The success of this transition ought to be largely attributed to the leadership and tactics of Enrique.
Gone are the days in which PSG’s patterns of play are funnelled through individual stars, with this team instead characterised by its togetherness.
In attack, PSG line up with a fluid trio containing three of Ousmane Dembele, Khvicha Kvaratskhelia, Desire Doue and Bradley Barcola.
In as much as France international Dembele has taken on Mbappe’s mantle as PSG’s go-to man for goals and assists, he is by no means the sole talisman in a team littered with attacking talent.
Behind this front three is a midfield unit typically made up of Portuguese duo Vitinha and Joao Neves along with Spanish Euros winner Fabian Ruiz.
Possessing astonishing technical prowess and relentless energy in equal measure, this midfield triad has been fundamental to PSG’s success in Europe, with Enrique’s side capable of dominating the ball and pressing high out of possession to overwhelm opponents.

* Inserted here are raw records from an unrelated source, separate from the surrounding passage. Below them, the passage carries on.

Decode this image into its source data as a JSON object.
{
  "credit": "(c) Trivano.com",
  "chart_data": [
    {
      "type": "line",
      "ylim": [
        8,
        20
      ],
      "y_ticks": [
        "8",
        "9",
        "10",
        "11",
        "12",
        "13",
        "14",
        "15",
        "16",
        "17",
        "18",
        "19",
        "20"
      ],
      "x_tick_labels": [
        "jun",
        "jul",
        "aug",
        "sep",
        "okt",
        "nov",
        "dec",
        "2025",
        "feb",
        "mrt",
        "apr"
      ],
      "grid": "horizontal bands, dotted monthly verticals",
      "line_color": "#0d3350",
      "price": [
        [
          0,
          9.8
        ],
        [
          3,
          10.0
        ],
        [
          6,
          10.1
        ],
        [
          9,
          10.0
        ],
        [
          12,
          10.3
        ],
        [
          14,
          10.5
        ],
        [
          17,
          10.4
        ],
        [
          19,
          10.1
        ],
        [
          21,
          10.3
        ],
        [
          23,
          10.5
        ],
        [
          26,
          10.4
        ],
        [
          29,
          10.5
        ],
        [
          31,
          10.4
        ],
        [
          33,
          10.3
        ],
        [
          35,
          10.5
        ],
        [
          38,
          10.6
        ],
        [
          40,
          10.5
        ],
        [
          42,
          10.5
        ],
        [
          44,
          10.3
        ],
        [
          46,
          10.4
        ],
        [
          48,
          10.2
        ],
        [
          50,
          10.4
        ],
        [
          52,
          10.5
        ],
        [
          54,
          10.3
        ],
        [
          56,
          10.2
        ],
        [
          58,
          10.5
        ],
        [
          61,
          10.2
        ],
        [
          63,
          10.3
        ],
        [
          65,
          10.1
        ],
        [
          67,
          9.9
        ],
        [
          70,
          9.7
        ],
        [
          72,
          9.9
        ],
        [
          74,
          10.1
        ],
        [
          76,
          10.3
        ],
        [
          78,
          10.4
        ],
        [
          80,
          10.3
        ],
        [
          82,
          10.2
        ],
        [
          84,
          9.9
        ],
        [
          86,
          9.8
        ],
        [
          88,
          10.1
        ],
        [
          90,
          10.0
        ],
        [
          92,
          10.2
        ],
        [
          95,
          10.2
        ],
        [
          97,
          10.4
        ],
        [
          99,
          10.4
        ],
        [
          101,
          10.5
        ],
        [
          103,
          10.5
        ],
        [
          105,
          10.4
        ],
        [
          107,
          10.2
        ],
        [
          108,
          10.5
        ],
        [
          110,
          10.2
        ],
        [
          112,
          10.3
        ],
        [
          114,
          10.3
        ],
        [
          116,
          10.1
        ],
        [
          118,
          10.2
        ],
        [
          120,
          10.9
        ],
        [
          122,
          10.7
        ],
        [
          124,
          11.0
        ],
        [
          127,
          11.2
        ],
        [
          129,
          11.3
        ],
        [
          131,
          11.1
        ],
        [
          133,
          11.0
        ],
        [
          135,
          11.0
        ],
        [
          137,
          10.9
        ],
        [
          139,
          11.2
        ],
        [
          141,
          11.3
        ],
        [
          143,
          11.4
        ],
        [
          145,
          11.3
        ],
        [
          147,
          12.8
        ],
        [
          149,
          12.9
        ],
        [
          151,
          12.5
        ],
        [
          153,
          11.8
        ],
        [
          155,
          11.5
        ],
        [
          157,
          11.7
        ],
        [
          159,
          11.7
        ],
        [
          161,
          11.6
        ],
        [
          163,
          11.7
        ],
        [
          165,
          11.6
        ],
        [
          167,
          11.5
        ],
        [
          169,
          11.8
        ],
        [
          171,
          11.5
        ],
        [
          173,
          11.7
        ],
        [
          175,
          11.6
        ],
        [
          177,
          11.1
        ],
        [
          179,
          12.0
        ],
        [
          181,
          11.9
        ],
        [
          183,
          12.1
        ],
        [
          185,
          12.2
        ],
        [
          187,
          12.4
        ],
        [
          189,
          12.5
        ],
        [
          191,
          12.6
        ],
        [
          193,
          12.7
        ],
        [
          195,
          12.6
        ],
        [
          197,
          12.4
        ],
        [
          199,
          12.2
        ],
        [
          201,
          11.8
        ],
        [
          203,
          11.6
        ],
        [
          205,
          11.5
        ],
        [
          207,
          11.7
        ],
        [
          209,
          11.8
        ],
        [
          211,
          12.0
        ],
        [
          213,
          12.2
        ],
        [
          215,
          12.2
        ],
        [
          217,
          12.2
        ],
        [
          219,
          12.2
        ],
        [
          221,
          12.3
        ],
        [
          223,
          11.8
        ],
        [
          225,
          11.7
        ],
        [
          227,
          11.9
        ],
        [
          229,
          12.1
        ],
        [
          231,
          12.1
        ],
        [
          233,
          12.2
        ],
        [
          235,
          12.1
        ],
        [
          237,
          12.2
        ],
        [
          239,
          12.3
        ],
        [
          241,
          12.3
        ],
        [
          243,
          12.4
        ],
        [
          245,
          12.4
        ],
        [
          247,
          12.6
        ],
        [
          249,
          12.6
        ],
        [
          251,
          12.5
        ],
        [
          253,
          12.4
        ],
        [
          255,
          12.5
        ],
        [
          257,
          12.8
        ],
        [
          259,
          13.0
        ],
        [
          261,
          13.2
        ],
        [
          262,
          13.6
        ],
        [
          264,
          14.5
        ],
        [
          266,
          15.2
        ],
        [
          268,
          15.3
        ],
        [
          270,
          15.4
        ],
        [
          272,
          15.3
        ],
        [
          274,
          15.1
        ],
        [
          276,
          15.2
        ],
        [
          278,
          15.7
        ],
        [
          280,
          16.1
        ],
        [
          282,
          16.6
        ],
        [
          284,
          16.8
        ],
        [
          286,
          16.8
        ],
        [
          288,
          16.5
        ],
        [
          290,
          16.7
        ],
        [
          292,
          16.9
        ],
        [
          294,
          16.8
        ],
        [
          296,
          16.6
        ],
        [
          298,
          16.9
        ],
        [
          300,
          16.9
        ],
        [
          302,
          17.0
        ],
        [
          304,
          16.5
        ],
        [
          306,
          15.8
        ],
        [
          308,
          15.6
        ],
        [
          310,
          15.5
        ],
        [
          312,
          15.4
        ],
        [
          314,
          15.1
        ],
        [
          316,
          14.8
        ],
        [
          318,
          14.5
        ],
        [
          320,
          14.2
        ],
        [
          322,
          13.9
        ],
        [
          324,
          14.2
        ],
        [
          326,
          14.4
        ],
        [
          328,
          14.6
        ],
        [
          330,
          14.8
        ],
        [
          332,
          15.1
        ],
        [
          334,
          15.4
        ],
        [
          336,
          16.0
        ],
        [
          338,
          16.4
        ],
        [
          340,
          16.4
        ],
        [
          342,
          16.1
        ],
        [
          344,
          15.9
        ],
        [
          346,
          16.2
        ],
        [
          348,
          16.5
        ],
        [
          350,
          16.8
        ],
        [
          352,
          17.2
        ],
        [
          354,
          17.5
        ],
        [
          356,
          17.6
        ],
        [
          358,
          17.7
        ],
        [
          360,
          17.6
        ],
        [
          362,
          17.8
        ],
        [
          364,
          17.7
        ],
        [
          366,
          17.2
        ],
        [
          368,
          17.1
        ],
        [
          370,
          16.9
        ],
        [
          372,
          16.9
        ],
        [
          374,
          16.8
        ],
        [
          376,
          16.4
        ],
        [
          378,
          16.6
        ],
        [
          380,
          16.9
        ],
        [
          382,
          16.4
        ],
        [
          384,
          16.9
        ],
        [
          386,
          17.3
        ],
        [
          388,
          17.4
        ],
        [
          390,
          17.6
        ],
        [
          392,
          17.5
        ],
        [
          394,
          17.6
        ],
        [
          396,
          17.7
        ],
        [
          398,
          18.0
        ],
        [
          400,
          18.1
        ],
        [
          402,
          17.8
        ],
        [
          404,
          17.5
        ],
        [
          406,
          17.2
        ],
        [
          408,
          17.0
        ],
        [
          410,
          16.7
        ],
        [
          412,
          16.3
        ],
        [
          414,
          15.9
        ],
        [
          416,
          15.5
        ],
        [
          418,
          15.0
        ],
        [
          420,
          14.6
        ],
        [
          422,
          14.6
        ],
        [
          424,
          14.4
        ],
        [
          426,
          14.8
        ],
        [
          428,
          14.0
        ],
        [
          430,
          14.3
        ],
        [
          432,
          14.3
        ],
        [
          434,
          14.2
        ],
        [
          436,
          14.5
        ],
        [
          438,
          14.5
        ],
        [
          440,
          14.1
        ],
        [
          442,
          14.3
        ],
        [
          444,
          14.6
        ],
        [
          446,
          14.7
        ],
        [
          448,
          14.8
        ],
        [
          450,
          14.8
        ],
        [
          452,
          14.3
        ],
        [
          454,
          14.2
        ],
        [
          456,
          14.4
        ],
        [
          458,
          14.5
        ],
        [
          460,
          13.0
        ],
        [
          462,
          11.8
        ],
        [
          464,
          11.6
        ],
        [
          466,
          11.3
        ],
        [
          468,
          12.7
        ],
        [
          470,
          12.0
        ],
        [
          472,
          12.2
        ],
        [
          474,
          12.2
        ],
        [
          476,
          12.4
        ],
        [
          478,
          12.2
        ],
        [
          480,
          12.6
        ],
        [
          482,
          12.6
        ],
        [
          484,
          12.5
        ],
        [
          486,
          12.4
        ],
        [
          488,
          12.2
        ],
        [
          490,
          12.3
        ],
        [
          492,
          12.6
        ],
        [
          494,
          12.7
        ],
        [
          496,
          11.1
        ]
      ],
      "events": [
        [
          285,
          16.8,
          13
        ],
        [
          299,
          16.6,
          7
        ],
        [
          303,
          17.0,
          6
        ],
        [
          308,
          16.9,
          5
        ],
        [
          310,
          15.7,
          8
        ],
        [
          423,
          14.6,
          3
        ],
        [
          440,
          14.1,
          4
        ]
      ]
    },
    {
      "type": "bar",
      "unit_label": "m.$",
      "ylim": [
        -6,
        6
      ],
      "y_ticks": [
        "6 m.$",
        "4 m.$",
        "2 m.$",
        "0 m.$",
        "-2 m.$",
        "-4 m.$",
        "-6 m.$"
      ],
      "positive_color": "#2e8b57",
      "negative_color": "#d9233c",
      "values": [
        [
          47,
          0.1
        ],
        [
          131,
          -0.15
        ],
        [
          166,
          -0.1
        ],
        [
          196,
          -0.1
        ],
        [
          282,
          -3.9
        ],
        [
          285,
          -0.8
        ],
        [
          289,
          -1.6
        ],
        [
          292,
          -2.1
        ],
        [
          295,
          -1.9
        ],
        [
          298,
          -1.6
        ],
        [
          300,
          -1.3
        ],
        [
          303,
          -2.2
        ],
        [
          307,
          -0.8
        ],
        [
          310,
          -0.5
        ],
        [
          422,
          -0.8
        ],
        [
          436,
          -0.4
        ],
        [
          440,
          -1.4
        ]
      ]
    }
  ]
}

Illustrating just how much of a team effort PSG’s success has been under Enrique this term, the efficiency of their defence can also be acknowledged to have played a pivotal role.
Italy’s number one Gianluigi Donnarumma has strengthened his reputation as one of the best goalkeepers on the planet, the mobility and cleverness of skipper Marquinhos and rising Ecuadorian star Pacho have allowed PSG to utilise an aggressive high line, while swashbuckling full-back pair Achraf Hakimi and Nuno Mendes are frequently as dangerous as the most talented wingers on the continent.
The loss of a figure as influential as Mbappe was at PSG – the World Cup winner scored 44 goals in all competitions for the club in the 2023/24 – would test any manager to their limit.
As Mbappe reflects on a trophyless first season at the Santiago Bernabeu, Luis Enrique is on the precipice of cementing his reputation as one of the best managers of this century.